Dimanche 4 Janvier 2026

Invité de l’émission En Vérité sur Radio Sénégal, Aldiouma Sow, ministre conseiller du président de la République, a défendu avec vigueur la réforme annoncée du Conseil supérieur de la magistrature (CSM), qu’il présente non pas comme un simple toilettage institutionnel, mais comme une rupture historique avec le fonctionnement de la justice sénégalaise depuis l’indépendance.

D’emblée, le ton est donné. Pour Aldiouma Sow, la réforme du CSM s’inscrit dans une volonté assumée de tourner la page d’un système judiciaire longtemps perçu comme inféodé au pouvoir politique. « Depuis 1960, la justice était rendue au nom d’un régime », a-t-il affirmé, avant de marquer la ligne de démarcation voulue par le chef de l’État : « Aujourd’hui, la volonté du président est claire : que la justice soit rendue réellement au nom du peuple, dans les textes comme dans la pratique quotidienne ».

Cette ambition, portée par Bassirou Diomaye Faye, implique selon lui une transformation en profondeur des mécanismes de gouvernance judiciaire. Au cœur de cette refondation figure la composition du Conseil supérieur de la magistrature, jusque-là dominée quasi exclusivement par les magistrats, en dehors du président de la République et du ministre de la Justice.

Pour le ministre conseiller, cette configuration ne correspond plus aux exigences contemporaines d’une justice démocratique. « Si la justice doit être rendue au nom du peuple, il est logique que le peuple, à travers des segments représentatifs comme la société civile et d’autres corps, puisse avoir voix au chapitre », a-t-il soutenu. C’est précisément cette ouverture envisagée qui justifie, selon lui, l’usage du terme refondation plutôt que celui de simple réforme.

Face aux réserves exprimées par une partie de la magistrature, notamment sur l’introduction d’acteurs non judiciaires au sein du CSM, Aldiouma Sow a tenu à désamorcer toute lecture conflictuelle. Il insiste sur la méthode choisie par le chef de l’État, qu’il oppose à une approche autoritaire. « Le président aurait pu passer en force, car il définit la politique pénale du pays. Mais il a préféré le dialogue, la concertation et la recherche du consensus », a-t-il expliqué.

Selon lui, les résistances observées relèvent moins d’un rejet de principe que de craintes liées aux modalités pratiques. « L’idée n’est pas mauvaise ; ce sont parfois les conditions de mise en œuvre qui suscitent des incompréhensions », a-t-il ajouté, se voulant rassurant sur l’esprit de la réforme.

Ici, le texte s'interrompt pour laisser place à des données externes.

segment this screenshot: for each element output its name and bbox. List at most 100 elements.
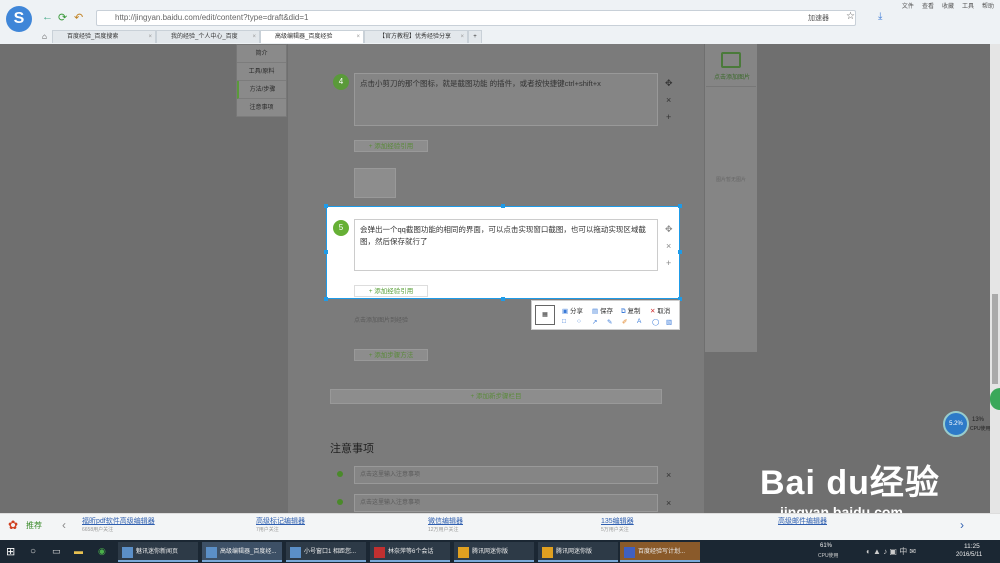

Pour Aldiouma Sow, l’ouverture du Conseil supérieur de la magistrature constitue un changement de paradigme majeur, appelé à redéfinir le rapport entre la justice et la société. Il annonce d’ailleurs qu’un débat public sera engagé le moment venu, afin d’éclairer l’opinion et de dégager la formule institutionnelle la plus consensuelle possible.

Au-delà du CSM, cette réforme s’inscrit dans une dynamique plus large de refondation de l’État de droit et de la gouvernance, telle que prônée par le président Bassirou Diomaye Faye depuis son accession au pouvoir. Une réforme sensible, à forte charge symbolique, qui pourrait redessiner durablement les équilibres de la justice sénégalaise.